O capítulo um seria intitulado de 24 horas. É a quantidade de horas por dia que eu sou feliz. Que eu amo. E que eu vivo pra te fazer sorrir. É a quantidade de horas que eu me lembro de como foi encantador te ver no altar, derramando as lágrimas mais sinceras que eu já pude tocar. De como foi doce dizer um “sim”, mesmo querendo gritar “para sempre”. É a quantidade de horas por dia que eu tento voltar para o dia que nos conhecemos e reviver todo aquele instante. O momento do primeiro encontro, a sua primeira gargalhada, o primeiro abraço de proteção quando eu achei que meu mundo estivesse implodindo naquele instante e o primeiro “eu te amo” que eu ouvi e guardei dentro da caixinha de música que você me deu no primeiro ano de namoro. 24 horas é o tempo diário que eu tento te fazer feliz, porque é isso que também me faz feliz.

O segundo viria sem palavras em seu título. Em branco. Que é como eu ficava ao acordar e admirar, de perto, de muito perto, a tua nunca e alisar os teus cabelos como se todo dia fosse o último dia da minha vida. Emudecer era a minha reação a cada surpresa que você me fazia fora de hora, fora de época, sem data, sem mês, mas com amor escrito em cada canto do mundo. Além do título, poderia deixar o próprio capítulo também em branco, porque as coisas mais lindas que você me falou foram no silêncio. Na paz de espírito. No amor que a gente dividia no olhar. Tudo de mais encantador que eu ouvi e li, foi no seu piscar de olhos lentamente, um pouco cerrados e brilhando como esmeraldas.

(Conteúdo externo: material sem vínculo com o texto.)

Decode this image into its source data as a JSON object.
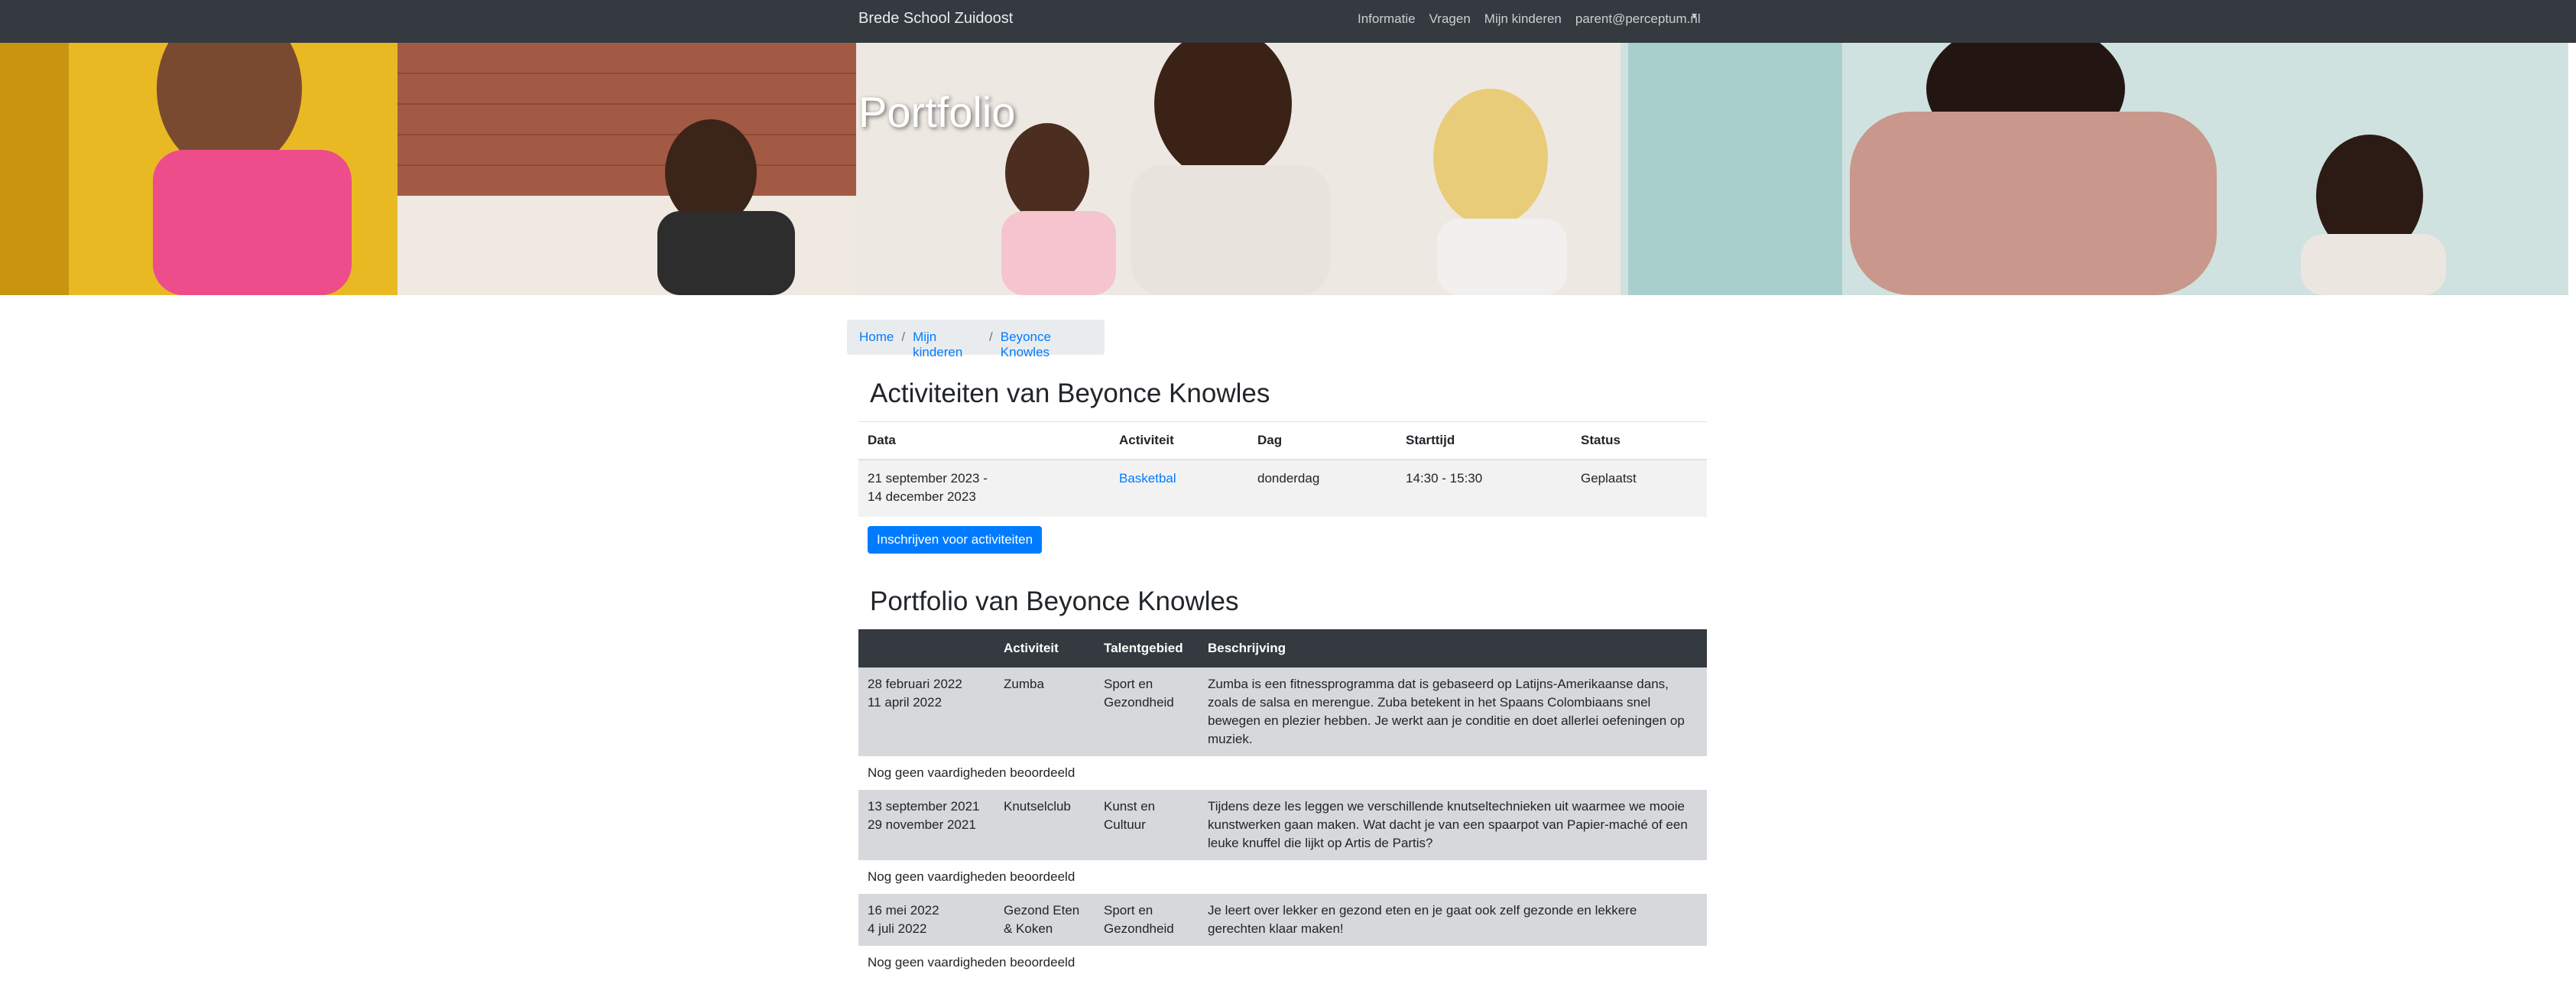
{
  "navbar": {
    "brand": "Brede School Zuidoost",
    "links": [
      "Informatie",
      "Vragen",
      "Mijn kinderen",
      "parent@perceptum.nl"
    ],
    "dropdown_icon": "caret-down-icon"
  },
  "hero": {
    "title": "Portfolio"
  },
  "breadcrumb": [
    "Home",
    "Mijn kinderen",
    "Beyonce Knowles"
  ],
  "activities": {
    "heading": "Activiteiten van Beyonce Knowles",
    "columns": [
      "Data",
      "Activiteit",
      "Dag",
      "Starttijd",
      "Status"
    ],
    "rows": [
      {
        "date_start": "21 september 2023 -",
        "date_end": "14 december 2023",
        "activity": "Basketbal",
        "day": "donderdag",
        "time": "14:30 - 15:30",
        "status": "Geplaatst"
      }
    ],
    "button": "Inschrijven voor activiteiten"
  },
  "portfolio": {
    "heading": "Portfolio van Beyonce Knowles",
    "columns": [
      "",
      "Activiteit",
      "Talentgebied",
      "Beschrijving"
    ],
    "rows": [
      {
        "date_start": "28 februari 2022",
        "date_end": "11 april 2022",
        "activity": "Zumba",
        "talent_1": "Sport en",
        "talent_2": "Gezondheid",
        "description": "Zumba is een fitnessprogramma dat is gebaseerd op Latijns-Amerikaanse dans, zoals de salsa en merengue. Zuba betekent in het Spaans Colombiaans snel bewegen en plezier hebben. Je werkt aan je conditie en doet allerlei oefeningen op muziek.",
        "note": "Nog geen vaardigheden beoordeeld"
      },
      {
        "date_start": "13 september 2021",
        "date_end": "29 november 2021",
        "activity": "Knutselclub",
        "talent_1": "Kunst en",
        "talent_2": "Cultuur",
        "description": "Tijdens deze les leggen we verschillende knutseltechnieken uit waarmee we mooie kunstwerken gaan maken. Wat dacht je van een spaarpot van Papier-maché of een leuke knuffel die lijkt op Artis de Partis?",
        "note": "Nog geen vaardigheden beoordeeld"
      },
      {
        "date_start": "16 mei 2022",
        "date_end": "4 juli 2022",
        "activity": "Gezond Eten & Koken",
        "talent_1": "Sport en",
        "talent_2": "Gezondheid",
        "description": "Je leert over lekker en gezond eten en je gaat ook zelf gezonde en lekkere gerechten klaar maken!",
        "note": "Nog geen vaardigheden beoordeeld"
      }
    ]
  }
}
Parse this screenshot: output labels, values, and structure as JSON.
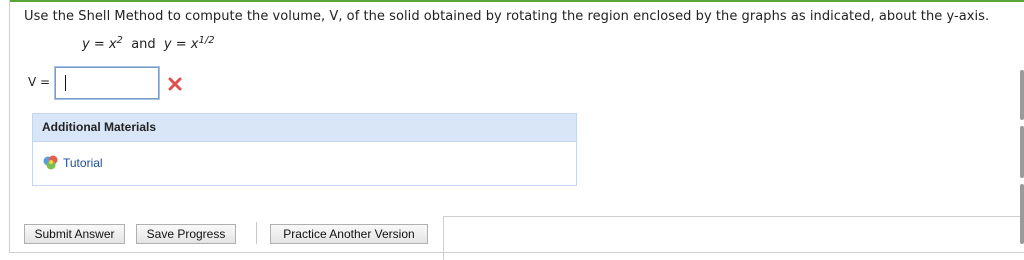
{
  "question": {
    "text": "Use the Shell Method to compute the volume, V, of the solid obtained by rotating the region enclosed by the graphs as indicated, about the y-axis."
  },
  "equations": {
    "eq1_lhs": "y = x",
    "eq1_exp": "2",
    "connector": "and",
    "eq2_lhs": "y = x",
    "eq2_exp": "1/2"
  },
  "answer": {
    "label": "V =",
    "value": "",
    "status_icon": "x-icon",
    "status_color": "#e05050"
  },
  "materials": {
    "header": "Additional Materials",
    "items": [
      {
        "label": "Tutorial",
        "icon": "tutorial-icon"
      }
    ]
  },
  "buttons": {
    "submit": "Submit Answer",
    "save": "Save Progress",
    "practice": "Practice Another Version"
  },
  "colors": {
    "accent_green": "#5aa53a",
    "panel_header": "#d9e6f7",
    "link": "#1a4e9a"
  }
}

O capítulo três é de como eu sinto a sua falta, Emma. Ele iria se chamar “Vazio”. É o que ficou da nossa casa. Da poltrona rosa ao lado da minha, da escrivaninha com todos os seus cadernos, folhas, canetas. O vazio que você deixou no jardim, entre as flores. O nada que me faz tão cheio todos os dias. Esse vazio que me faz querer sentir o teu perfume entre as rosas, que me obriga a derramar uma lágrima sempre que não te vejo mais sentada onde deveria estar. Vazio é o lado da cama que você deixou com seu cheiro e ainda com seu jeito. É a xícara de café que eu não encho mais pra te levar na cama, o almoço de natal que não faz mais sentido, e os nossos aniversários de casamento que eu comemoro sempre com uma nova carta pra você. 

E todos os outros capítulos seriam uma dessas cartas escritas nos dias 22 de abril de cada ano. Cartas que te trazem de volta por algumas horas e que me fazem sentir a ausência mais presente do que todos os dias. Cartas de amor ridículas, como diria Fernando Pessoa, porque se há amor, tem de ser ridículas. Cartas das rotinas mais apaixonantes que eu vivia, porque você sempre me dizia que amor é amar a rotina. E eu amava. Amava você e amava a rotina que você me fazia viver, crescer e ser feliz. É por isso que todas essas cartas seriam experiências simples de uma vida simples de duas pessoas simples e de um amor simples. Cartas que fizeram de mim o homem mais saudoso do mundo, com o coração nostálgico. Uma saudade que não tem fim, dos seus olhos, do seu sorriso, do seu abraço protetor e desse carinho que ninguém nunca vai encontrar igual na vida.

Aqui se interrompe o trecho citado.